AYour belief is statistically likely to be false, so it lacks the reliability required for knowledge
BYou would need more evidence — such as an exact count — before the belief could count as knowledge
CYour cognitive process cannot discriminate the actual 200-person case from a nearby 199-person case where your belief would be false, so there is no safety margin between your belief and error
DThe belief is too vague to qualify as propositional knowledge
The margin for error principle says knowledge requires that nearby worlds — worlds that could easily have been actual — are not error worlds. If a 199-person scenario would produce the same belief 'at least 200,' then your belief could easily have been false. The actual world is too close to an error world. The problem isn't reliability in general — you're reliable at rough estimation — but rather that the specific belief 'at least 200' sits right at the discriminatory boundary.
Question 2 Multiple Choice
Someone guesses that a coin will land heads, and it does. According to Williamson's safety-based account (related to margin for error), why doesn't the guesser know the coin will land heads?
AGuesses are definitionally excluded from knowledge by conventional usage, not by any substantive epistemic condition
BThere is a nearby possible world where the coin lands tails, and the guesser would have made the same 'belief' (guess) — so the belief could easily have been false; the margin separating the belief from error is zero
CThe guesser lacks adequate justification — they have no evidence about the coin — so the belief fails the justification condition
DThe guesser's belief is not reliably formed, but this is a separate issue from the margin for error principle
Safety requires that in nearby worlds, you don't believe falsely. For a guess, the nearest world where you 'believed' heads and would have been wrong (tails world) is equally close as the actual world. The belief is maximally unsafe — it could trivially have been false with no change in the guessing process. The margin for error framework explains this as a structural feature, not just a definitional exclusion.
Question 3 True / False
On Williamson's view, having a true justified belief is sufficient for knowledge if the justification was produced by a reliable cognitive process.
TTrue
FFalse
Answer: False
This is the claim of reliabilist accounts of knowledge, but Williamson's margin for error principle adds a further requirement: safety. Even a reliably formed true belief can fail to be knowledge if the actual world is too close to an error world — if the very same process could easily have produced a false belief in a marginally different situation. Borderline perceptual judgments are the key case: the process is reliable in general, but for borderline inputs it cannot discriminate, so safety fails.
Question 4 True / False
Williamson's margin for error principle implies that for genuinely borderline cases of vague predicates (like 'this is tall' when the person is borderline-tall), you cannot know which side of the boundary you are on.
TTrue
FFalse
Answer: True
This is one of Williamson's central applications. For any judgment about a borderline tall person, there is a nearby possible scenario where the person is (say) 1mm shorter and the predicate clearly does not apply — and your cognitive process would generate the same judgment. Since you cannot discriminate the actual case from nearby cases where your judgment would be wrong, the margin for error is zero, and knowledge is impossible. Vagueness generates structural ignorance, not mere practical uncertainty.
Question 5 Short Answer
Why does the margin for error principle explain why knowledge is not simply a matter of having a true belief formed through a reliable process?

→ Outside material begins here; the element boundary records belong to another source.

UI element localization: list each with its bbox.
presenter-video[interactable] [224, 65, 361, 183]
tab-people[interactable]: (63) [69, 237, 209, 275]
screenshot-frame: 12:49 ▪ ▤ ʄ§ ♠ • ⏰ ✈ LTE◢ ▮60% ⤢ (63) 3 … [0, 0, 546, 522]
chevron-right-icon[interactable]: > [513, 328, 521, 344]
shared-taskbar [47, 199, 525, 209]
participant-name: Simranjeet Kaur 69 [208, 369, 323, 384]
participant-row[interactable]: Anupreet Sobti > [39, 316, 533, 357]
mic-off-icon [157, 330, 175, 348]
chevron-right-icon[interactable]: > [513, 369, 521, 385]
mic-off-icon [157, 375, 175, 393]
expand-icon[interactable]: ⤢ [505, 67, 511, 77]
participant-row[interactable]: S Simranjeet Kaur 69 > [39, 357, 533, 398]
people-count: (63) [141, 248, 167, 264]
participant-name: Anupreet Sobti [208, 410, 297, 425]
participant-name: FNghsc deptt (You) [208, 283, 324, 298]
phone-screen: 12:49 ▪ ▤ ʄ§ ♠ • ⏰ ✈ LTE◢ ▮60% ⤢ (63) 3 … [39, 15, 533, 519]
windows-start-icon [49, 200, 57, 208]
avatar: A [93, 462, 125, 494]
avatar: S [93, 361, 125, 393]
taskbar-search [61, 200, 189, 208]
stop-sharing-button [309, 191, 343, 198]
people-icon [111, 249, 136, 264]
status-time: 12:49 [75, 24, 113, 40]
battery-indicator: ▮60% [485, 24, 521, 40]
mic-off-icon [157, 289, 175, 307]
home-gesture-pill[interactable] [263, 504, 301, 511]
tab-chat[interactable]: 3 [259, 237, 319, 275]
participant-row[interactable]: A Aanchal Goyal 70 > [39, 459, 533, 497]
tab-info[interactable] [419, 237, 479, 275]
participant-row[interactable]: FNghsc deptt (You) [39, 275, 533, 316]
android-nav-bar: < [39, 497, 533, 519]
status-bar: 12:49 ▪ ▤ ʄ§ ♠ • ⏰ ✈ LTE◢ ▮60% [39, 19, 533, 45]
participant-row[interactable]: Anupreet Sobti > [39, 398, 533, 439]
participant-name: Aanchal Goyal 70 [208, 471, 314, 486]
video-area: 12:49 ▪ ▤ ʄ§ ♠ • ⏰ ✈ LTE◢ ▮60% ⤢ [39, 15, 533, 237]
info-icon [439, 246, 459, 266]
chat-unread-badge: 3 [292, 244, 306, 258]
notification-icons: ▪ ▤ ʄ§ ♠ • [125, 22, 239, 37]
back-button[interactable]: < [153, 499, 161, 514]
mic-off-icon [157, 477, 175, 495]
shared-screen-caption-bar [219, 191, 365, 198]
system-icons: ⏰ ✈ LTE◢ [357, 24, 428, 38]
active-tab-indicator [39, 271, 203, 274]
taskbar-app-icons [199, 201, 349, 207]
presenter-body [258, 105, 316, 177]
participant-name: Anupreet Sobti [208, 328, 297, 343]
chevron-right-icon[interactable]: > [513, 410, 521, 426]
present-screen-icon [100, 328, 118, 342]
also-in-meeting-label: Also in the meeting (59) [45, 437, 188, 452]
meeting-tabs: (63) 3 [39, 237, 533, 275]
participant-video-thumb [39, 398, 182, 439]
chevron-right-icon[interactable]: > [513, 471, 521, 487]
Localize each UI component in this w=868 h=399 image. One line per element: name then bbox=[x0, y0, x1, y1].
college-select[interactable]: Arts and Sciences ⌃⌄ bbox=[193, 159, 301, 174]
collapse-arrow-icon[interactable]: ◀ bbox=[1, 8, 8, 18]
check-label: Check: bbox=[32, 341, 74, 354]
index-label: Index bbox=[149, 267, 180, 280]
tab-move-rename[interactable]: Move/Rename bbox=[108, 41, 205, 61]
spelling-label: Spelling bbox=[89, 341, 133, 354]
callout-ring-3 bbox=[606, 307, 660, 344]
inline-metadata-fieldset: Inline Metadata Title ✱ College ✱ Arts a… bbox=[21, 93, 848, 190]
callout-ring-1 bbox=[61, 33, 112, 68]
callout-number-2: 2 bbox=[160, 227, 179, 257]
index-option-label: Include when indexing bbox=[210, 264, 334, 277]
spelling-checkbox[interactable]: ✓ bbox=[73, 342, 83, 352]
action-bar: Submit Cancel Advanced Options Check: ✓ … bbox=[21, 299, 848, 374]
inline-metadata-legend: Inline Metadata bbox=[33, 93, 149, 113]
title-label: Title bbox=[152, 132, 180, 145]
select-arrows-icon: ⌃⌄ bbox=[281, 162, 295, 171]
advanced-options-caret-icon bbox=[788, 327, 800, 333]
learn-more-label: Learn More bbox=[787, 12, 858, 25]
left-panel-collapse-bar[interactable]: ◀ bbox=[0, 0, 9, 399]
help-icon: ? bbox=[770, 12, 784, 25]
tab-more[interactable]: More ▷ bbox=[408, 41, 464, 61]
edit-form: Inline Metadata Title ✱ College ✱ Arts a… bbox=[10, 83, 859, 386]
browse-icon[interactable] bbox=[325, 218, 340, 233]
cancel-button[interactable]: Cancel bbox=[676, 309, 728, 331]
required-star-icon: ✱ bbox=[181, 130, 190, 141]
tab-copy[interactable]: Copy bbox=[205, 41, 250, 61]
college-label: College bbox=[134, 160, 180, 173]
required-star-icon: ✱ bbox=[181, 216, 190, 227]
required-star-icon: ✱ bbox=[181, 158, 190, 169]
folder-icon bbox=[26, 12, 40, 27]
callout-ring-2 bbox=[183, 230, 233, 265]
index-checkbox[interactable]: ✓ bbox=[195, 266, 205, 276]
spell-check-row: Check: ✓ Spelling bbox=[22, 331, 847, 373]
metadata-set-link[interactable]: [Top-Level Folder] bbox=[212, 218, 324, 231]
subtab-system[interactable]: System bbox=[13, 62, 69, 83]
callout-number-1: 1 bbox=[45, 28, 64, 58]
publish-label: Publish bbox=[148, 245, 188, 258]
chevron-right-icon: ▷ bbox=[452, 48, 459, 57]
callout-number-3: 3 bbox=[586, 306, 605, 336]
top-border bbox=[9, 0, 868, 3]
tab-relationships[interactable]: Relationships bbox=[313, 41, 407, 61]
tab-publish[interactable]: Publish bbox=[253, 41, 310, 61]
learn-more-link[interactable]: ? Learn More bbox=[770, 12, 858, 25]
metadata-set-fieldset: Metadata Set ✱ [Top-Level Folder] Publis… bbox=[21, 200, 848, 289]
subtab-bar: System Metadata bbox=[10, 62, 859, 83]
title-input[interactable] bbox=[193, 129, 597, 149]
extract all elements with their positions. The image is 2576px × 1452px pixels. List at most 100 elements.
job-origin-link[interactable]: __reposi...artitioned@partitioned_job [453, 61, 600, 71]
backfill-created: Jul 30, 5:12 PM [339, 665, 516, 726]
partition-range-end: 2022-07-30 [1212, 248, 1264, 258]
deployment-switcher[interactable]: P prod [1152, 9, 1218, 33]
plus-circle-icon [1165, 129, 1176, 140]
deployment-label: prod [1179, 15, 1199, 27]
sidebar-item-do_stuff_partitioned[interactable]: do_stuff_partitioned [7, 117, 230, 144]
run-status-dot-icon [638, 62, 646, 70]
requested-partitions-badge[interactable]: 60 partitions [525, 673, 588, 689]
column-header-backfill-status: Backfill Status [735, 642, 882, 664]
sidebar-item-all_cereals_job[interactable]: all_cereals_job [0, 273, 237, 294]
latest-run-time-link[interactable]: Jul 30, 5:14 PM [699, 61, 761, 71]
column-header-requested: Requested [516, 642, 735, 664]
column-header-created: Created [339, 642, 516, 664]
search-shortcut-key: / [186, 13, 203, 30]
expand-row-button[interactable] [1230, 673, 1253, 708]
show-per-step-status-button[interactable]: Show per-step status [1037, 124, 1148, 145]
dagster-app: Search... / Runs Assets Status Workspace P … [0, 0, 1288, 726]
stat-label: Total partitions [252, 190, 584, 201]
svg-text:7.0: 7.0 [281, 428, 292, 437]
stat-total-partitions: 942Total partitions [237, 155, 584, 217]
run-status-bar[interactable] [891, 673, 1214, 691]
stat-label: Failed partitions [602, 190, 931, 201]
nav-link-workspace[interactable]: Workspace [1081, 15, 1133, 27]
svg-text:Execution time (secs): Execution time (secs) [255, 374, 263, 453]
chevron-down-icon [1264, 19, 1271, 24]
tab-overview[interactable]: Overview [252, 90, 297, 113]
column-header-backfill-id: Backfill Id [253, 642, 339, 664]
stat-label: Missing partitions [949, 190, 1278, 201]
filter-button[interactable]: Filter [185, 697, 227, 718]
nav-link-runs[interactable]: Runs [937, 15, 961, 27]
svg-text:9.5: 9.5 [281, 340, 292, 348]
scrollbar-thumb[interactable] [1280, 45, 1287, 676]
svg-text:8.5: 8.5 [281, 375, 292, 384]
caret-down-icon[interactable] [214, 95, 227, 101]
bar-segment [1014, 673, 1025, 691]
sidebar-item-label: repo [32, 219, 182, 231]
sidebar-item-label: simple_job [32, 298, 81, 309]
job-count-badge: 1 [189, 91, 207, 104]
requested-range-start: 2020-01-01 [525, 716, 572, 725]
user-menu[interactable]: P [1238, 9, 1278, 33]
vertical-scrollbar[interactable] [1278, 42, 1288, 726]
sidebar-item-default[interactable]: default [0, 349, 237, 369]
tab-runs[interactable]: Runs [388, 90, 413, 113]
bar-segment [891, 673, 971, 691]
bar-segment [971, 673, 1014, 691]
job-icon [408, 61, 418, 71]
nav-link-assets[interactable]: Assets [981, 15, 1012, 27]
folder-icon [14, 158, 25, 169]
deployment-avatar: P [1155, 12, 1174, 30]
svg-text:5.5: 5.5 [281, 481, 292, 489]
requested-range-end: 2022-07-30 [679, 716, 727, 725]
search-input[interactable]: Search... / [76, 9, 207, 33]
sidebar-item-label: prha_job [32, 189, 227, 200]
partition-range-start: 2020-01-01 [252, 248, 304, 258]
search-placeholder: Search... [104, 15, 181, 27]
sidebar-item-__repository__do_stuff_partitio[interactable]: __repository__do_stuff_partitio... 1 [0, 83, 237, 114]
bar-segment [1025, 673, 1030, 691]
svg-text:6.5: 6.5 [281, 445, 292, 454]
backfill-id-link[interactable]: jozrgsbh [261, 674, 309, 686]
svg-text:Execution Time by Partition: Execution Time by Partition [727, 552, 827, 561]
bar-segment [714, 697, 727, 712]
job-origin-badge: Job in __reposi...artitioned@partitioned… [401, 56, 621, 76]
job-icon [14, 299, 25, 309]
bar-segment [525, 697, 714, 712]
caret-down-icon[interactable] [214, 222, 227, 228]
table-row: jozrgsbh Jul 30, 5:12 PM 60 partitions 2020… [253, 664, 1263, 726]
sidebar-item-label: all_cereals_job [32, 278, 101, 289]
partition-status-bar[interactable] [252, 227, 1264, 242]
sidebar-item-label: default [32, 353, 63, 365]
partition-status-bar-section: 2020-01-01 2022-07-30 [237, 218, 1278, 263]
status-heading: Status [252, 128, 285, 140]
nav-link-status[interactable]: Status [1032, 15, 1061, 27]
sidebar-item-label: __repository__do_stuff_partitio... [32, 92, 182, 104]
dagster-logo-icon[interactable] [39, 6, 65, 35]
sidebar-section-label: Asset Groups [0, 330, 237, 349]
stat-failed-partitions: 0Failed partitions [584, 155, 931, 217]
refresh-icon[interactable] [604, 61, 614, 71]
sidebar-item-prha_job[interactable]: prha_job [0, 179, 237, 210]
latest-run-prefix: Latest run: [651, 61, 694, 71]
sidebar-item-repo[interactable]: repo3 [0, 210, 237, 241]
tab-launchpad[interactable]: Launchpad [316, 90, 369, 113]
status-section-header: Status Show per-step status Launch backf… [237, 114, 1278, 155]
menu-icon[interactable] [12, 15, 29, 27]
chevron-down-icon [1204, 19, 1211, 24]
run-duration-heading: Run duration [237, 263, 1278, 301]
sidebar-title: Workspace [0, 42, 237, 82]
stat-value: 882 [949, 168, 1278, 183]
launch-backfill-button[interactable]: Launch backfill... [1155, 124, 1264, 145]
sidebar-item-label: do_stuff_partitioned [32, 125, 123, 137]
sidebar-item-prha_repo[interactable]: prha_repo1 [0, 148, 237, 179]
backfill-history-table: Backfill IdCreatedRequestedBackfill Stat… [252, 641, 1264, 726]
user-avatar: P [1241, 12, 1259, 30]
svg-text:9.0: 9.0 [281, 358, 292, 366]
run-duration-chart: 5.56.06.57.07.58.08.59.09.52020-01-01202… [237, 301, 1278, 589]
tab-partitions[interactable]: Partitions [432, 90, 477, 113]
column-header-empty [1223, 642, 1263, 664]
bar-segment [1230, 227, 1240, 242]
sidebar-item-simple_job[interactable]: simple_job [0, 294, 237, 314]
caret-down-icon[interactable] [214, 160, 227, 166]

Think about your answer, then reveal below.
Model answer: Reliability concerns how often a process produces true beliefs across its range of operation. But the margin for error principle concerns the specific actual situation: even a reliable process can, in a particular case, be operating right at its discriminatory boundary, where the actual world is indistinguishable from a nearby error world. In those cases, truth is present and the process is reliable in general, but the safety condition fails — the belief could easily have been false. Knowledge requires not just truth and reliability but structural distance from error in the actual case.
The distinction matters because it shows knowledge is not just a property of belief-forming methods in the abstract, but of the relationship between the believer's state and the world in the actual situation. Two people using the same reliable method can differ in whether they know, depending on how close their actual situation is to an error world.